So, heute möchte ich euch mal etwas vorstellen, was meiner Ansicht nach auch sehr zum Gutes tun gehört: das Selbermachen! Apfelessig, jegliche Kosmetik, Putzmittel, Zahnpasta… – von Großmütterchens Hausmittel bis zu den neuesten Geheimtipps; selber machen kann man fast alles :). Bevor dann aber Rezepte, Anregungen und Erfahrungen folgen, möchte ich euch heute erst mal erzählen, was das Selbermachen denn so für Vorteile mit sich bringt:

  • die verwendeten Rohstoffe können selbst bestimmt werden!
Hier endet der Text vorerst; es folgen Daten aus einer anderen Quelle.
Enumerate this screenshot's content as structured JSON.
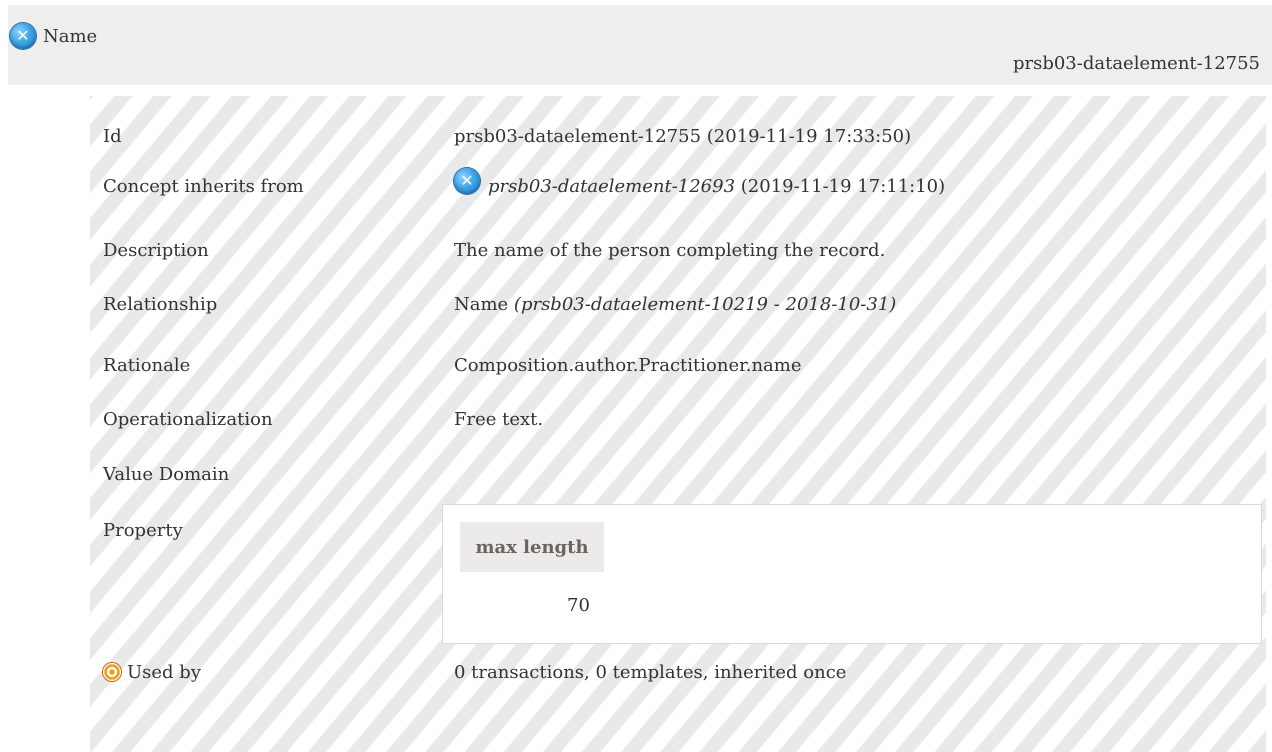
{
  "header": {
    "title": "Name",
    "id": "prsb03-dataelement-12755",
    "icon": "concept-x-icon"
  },
  "rows": {
    "id": {
      "label": "Id",
      "value": "prsb03-dataelement-12755 (2019-11-19 17:33:50)"
    },
    "inherits": {
      "label": "Concept inherits from",
      "ref": "prsb03-dataelement-12693",
      "date": " (2019-11-19 17:11:10)",
      "icon": "concept-x-icon"
    },
    "description": {
      "label": "Description",
      "value": "The name of the person completing the record."
    },
    "relationship": {
      "label": "Relationship",
      "name": "Name",
      "ref": " (prsb03-dataelement-10219 - 2018-10-31)"
    },
    "rationale": {
      "label": "Rationale",
      "value": "Composition.author.Practitioner.name"
    },
    "operationalization": {
      "label": "Operationalization",
      "value": "Free text."
    },
    "value_domain": {
      "label": "Value Domain"
    },
    "property": {
      "label": "Property",
      "header": "max length",
      "value": "70"
    },
    "used_by": {
      "label": "Used by",
      "value": "0 transactions, 0 templates, inherited once",
      "icon": "target-icon"
    }
  },
  "colors": {
    "header_bg": "#eeeeee",
    "stripe": "#e9e9e9",
    "property_header_bg": "#ecebe9"
  }
}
Deine Cremes sind genau auf die Vorlieben deiner Haut abgestimmt; dein Putzmittel bekommt das Bad ganz ohne schädliche Chemikalien sauber und für den Anfang kann man so auch erst mal mit nur wenigen Rohstoffen beginnen.
  • Man unterstützt nichts, was man nicht unterstützen will! Tierversuche, Umweltverschmutzung, Gentechnik, Ausbeutung von Arbeitern – man möchte gar nicht wissen, was so alles hinter einer ganz normalen Creme steht…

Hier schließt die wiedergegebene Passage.